6. That a trust which has for its object the performance of subordinate services in a number of temples does in general satisfy the definition of religious endowment has not been disputed on either side. For the respondents, however, the point is raised that this endowment is not technically a religious endowment by virtue of the provisions of Section 77 of the Act. Besides a number of religious services the trust comprises such objects as supplying rice to travellers, feeding Brahmins and maintaining a water pandal. In other words, its objects while mainly religious are also partly secular. Section 77 provides that where an endowment is of this character the Board may determine what portion of such endowment shall be allocated to religious uses and then occurs this sentence: 'Such portion shall thereafter be deemed to be a religious endowment and its administration shall be governed by the provisions of this Act.' It appears to me that the effect of this is to keep outside the operation of the Act any endowments part religious part secular in respect of which the Board has not made an allocation to religious uses.
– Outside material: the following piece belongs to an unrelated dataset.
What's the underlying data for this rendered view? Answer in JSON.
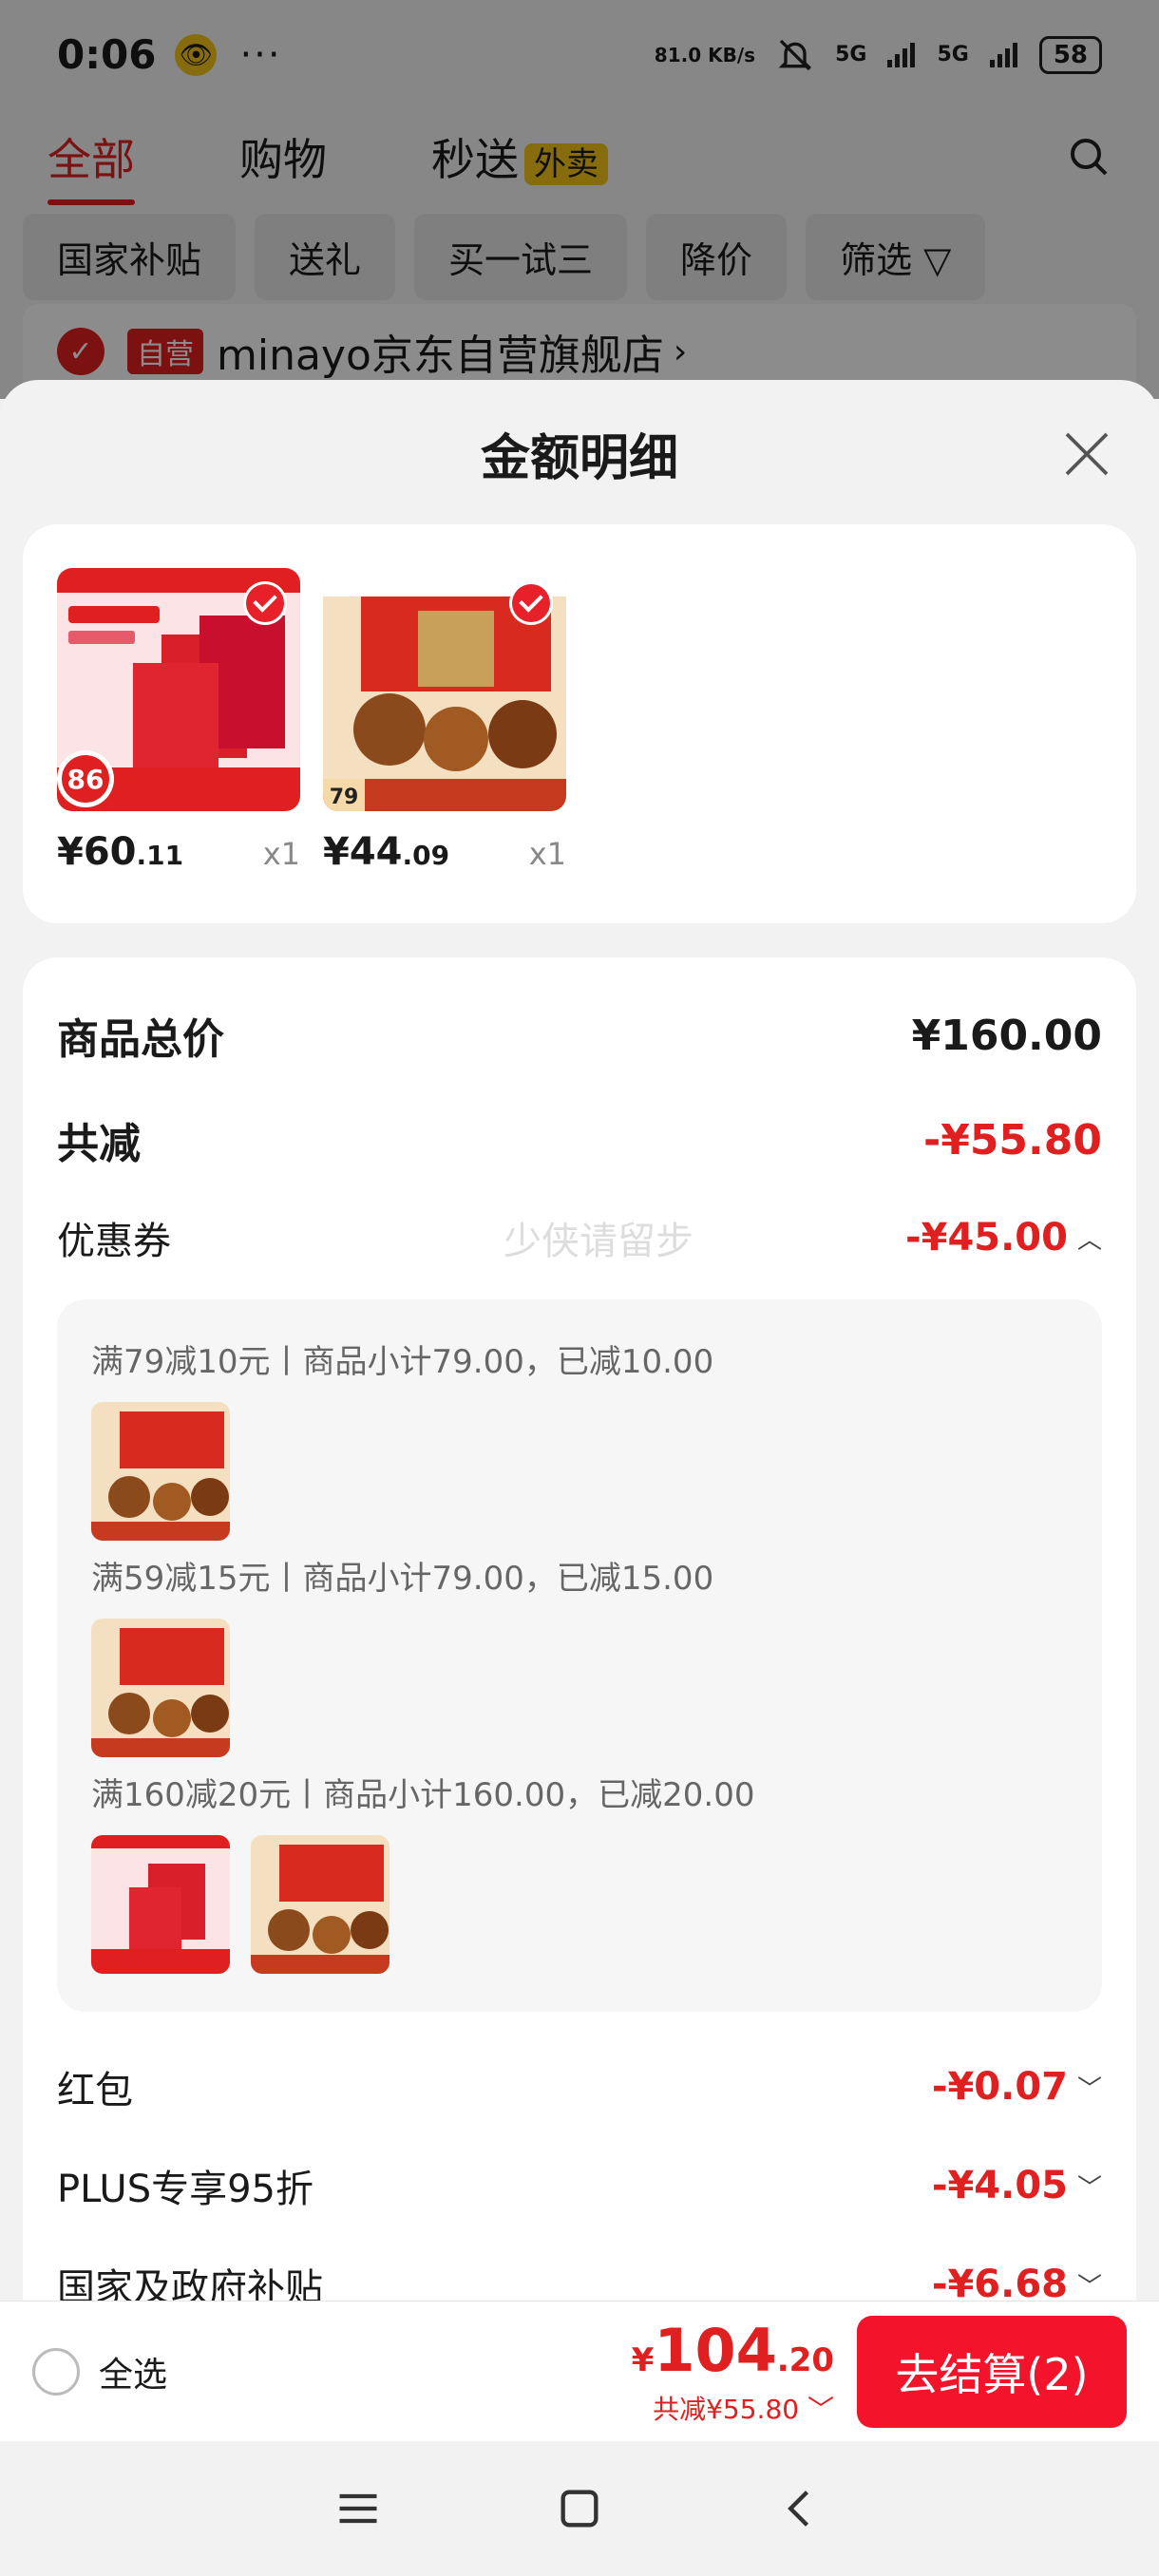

When that has been done the portion allocated becomes a religious endowment amenable to the provisions of the Act and until it is done therefore no portion is so amenable. If this be so, Section 73 (2) does not take the trust out of the operation of Section 92, C.P. Code. Accordingly while setting aside the Finding on the first issue remand the suit for re-trial upon I hat issue, the point for consideration being whether the endowment is or is not a 'religious endowment' by virtue of Section 77 of the Act, decision of which point will decide the question of jurisdiction. Costs to abide and follow the result.